Na política, a Câmara de Vereadores está sob investigação da polícia federal, que busca desvendar um dos maiores esquemas de desvio de dinheiro público dos últimos anos. Tudo já detectado por uma investigação interna e, depois, por uma auditoria externa. Perguntado por que não se abre um processo de cassação contra os acusados, uma autoridade responde: “Como fazer isso, se praticamente todos ali se beneficiaram do esquema?”. Na prefeitura, a coisa flui de um simples desvio de material para construção da casa de praia de um pobre coitado até esquemas inconfessáveis, que visariam à privatização da Emasa.

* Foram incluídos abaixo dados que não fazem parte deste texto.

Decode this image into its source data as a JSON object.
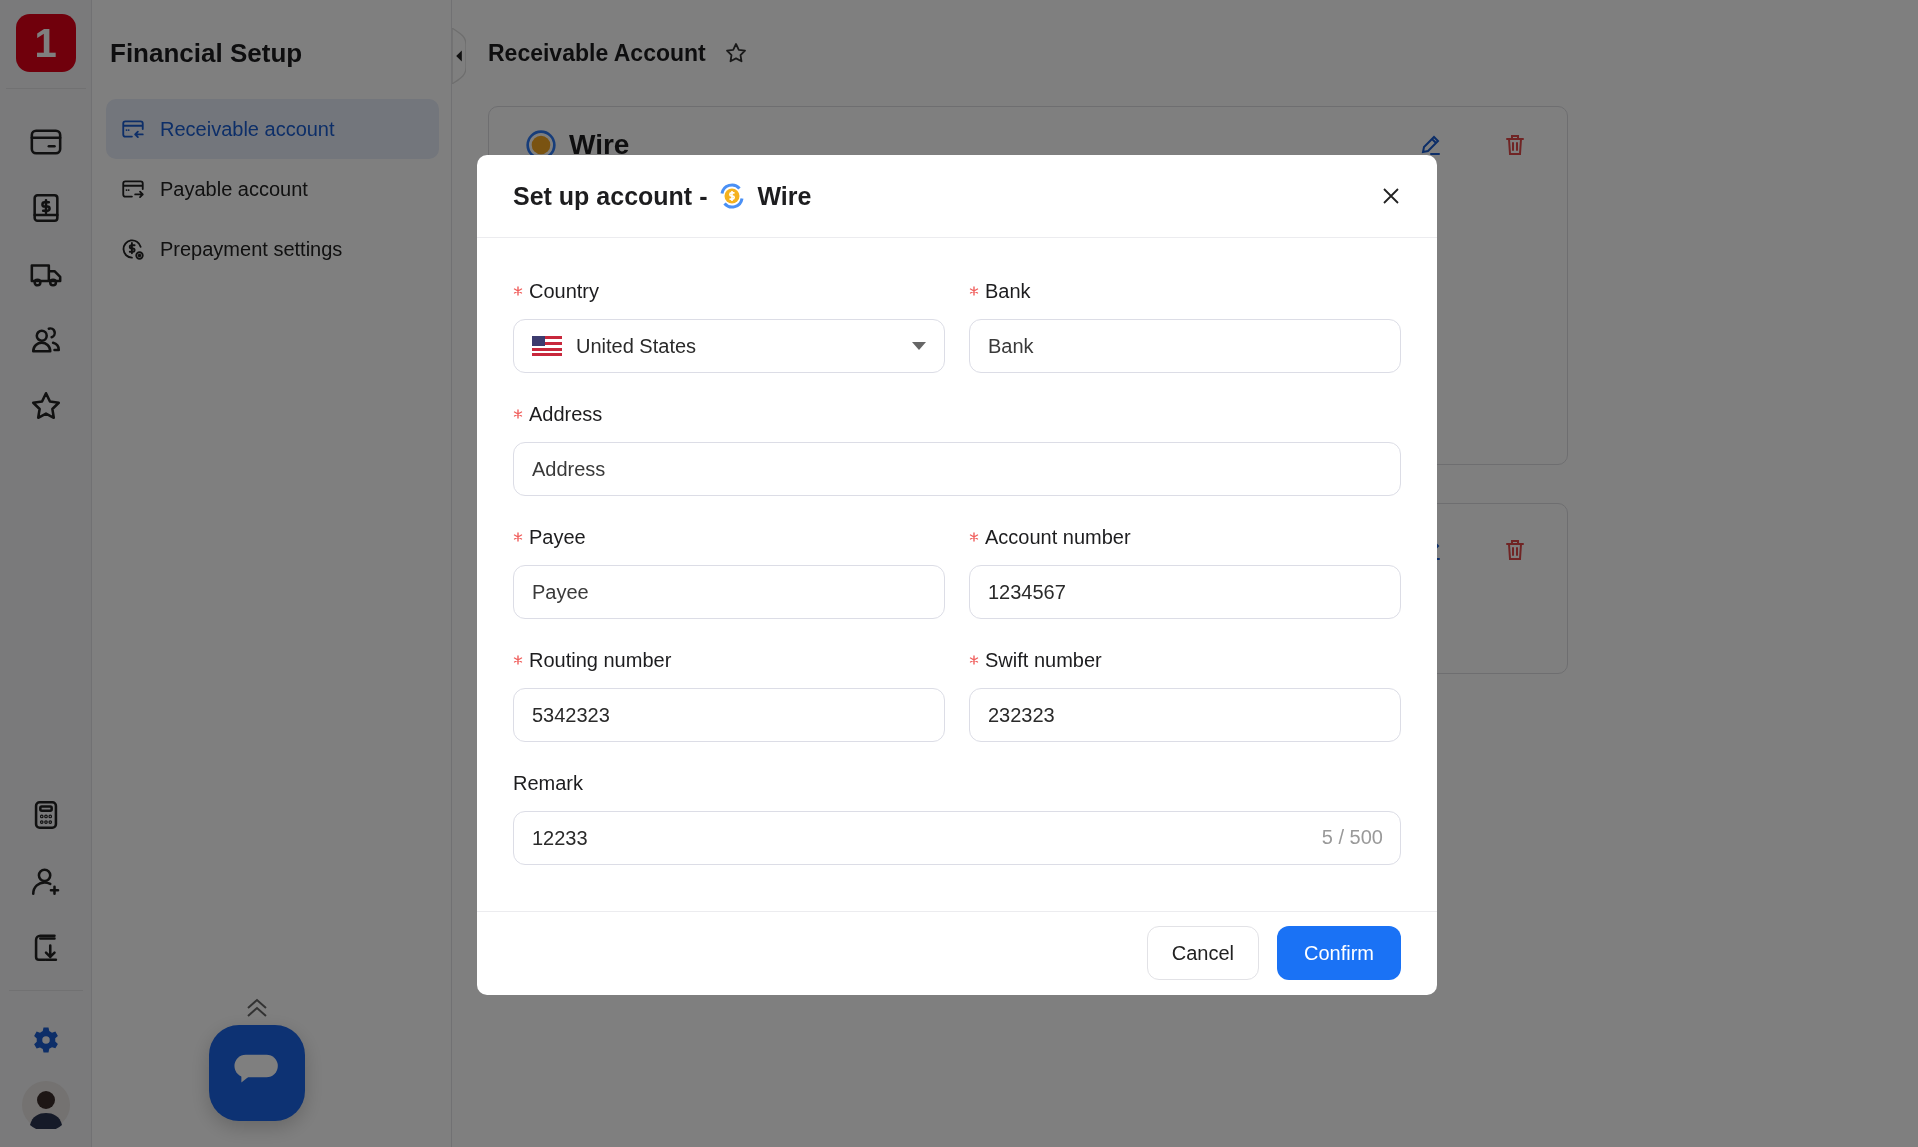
{
  "rail": {
    "logo": "1",
    "top_items": [
      {
        "kind": "card",
        "selected": false
      },
      {
        "kind": "dollar-book",
        "selected": false
      },
      {
        "kind": "truck",
        "selected": false
      },
      {
        "kind": "users",
        "selected": false
      },
      {
        "kind": "star",
        "selected": false
      }
    ],
    "bottom_items": [
      {
        "kind": "calculator",
        "selected": false
      },
      {
        "kind": "user-plus",
        "selected": false
      },
      {
        "kind": "book-download",
        "selected": false
      }
    ],
    "settings": {
      "selected": true
    }
  },
  "sidebar": {
    "title": "Financial Setup",
    "items": [
      {
        "label": "Receivable account",
        "kind": "receive",
        "selected": true
      },
      {
        "label": "Payable account",
        "kind": "pay",
        "selected": false
      },
      {
        "label": "Prepayment settings",
        "kind": "prepay",
        "selected": false
      }
    ]
  },
  "main": {
    "title": "Receivable Account",
    "cards": [
      {
        "kind": "titled",
        "title": "Wire"
      },
      {
        "kind": "untitled"
      }
    ]
  },
  "dialog": {
    "title": "Set up account -",
    "method": "Wire",
    "rows": [
      [
        {
          "label": "Country",
          "required": true,
          "kind": "select",
          "value": "United States"
        },
        {
          "label": "Bank",
          "required": true,
          "kind": "text",
          "placeholder": "Bank"
        }
      ],
      [
        {
          "label": "Address",
          "required": true,
          "kind": "text",
          "placeholder": "Address"
        }
      ],
      [
        {
          "label": "Payee",
          "required": true,
          "kind": "text",
          "placeholder": "Payee"
        },
        {
          "label": "Account number",
          "required": true,
          "kind": "text",
          "value": "1234567"
        }
      ],
      [
        {
          "label": "Routing number",
          "required": true,
          "kind": "text",
          "value": "5342323"
        },
        {
          "label": "Swift number",
          "required": true,
          "kind": "text",
          "value": "232323"
        }
      ],
      [
        {
          "label": "Remark",
          "required": false,
          "kind": "counter",
          "value": "12233",
          "counter": "5 / 500"
        }
      ]
    ],
    "buttons": [
      {
        "label": "Cancel",
        "kind": "secondary"
      },
      {
        "label": "Confirm",
        "kind": "primary"
      }
    ]
  }
}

É quase parte da cultura. Mas, no fim, o que choca é o fato de não encontrarmos guarida onde seria nosso último refúgio, as leis e o Judiciário. Não esqueçamos que temos exemplos de juízes que se aposentaram compulsoriamente para fugir de investigações, escrivã que é presa (injustamente?) acusada de formação de quadrilha e advogados que agem como mulas do tráfico de influência até junto às cortes superiores. Mais institucional que isso, impossível. Parece que tudo virou uma grande quadrilha, e o que se salvam são as exceções.
Felizmente, essas existem e são maioria, embora não pareça.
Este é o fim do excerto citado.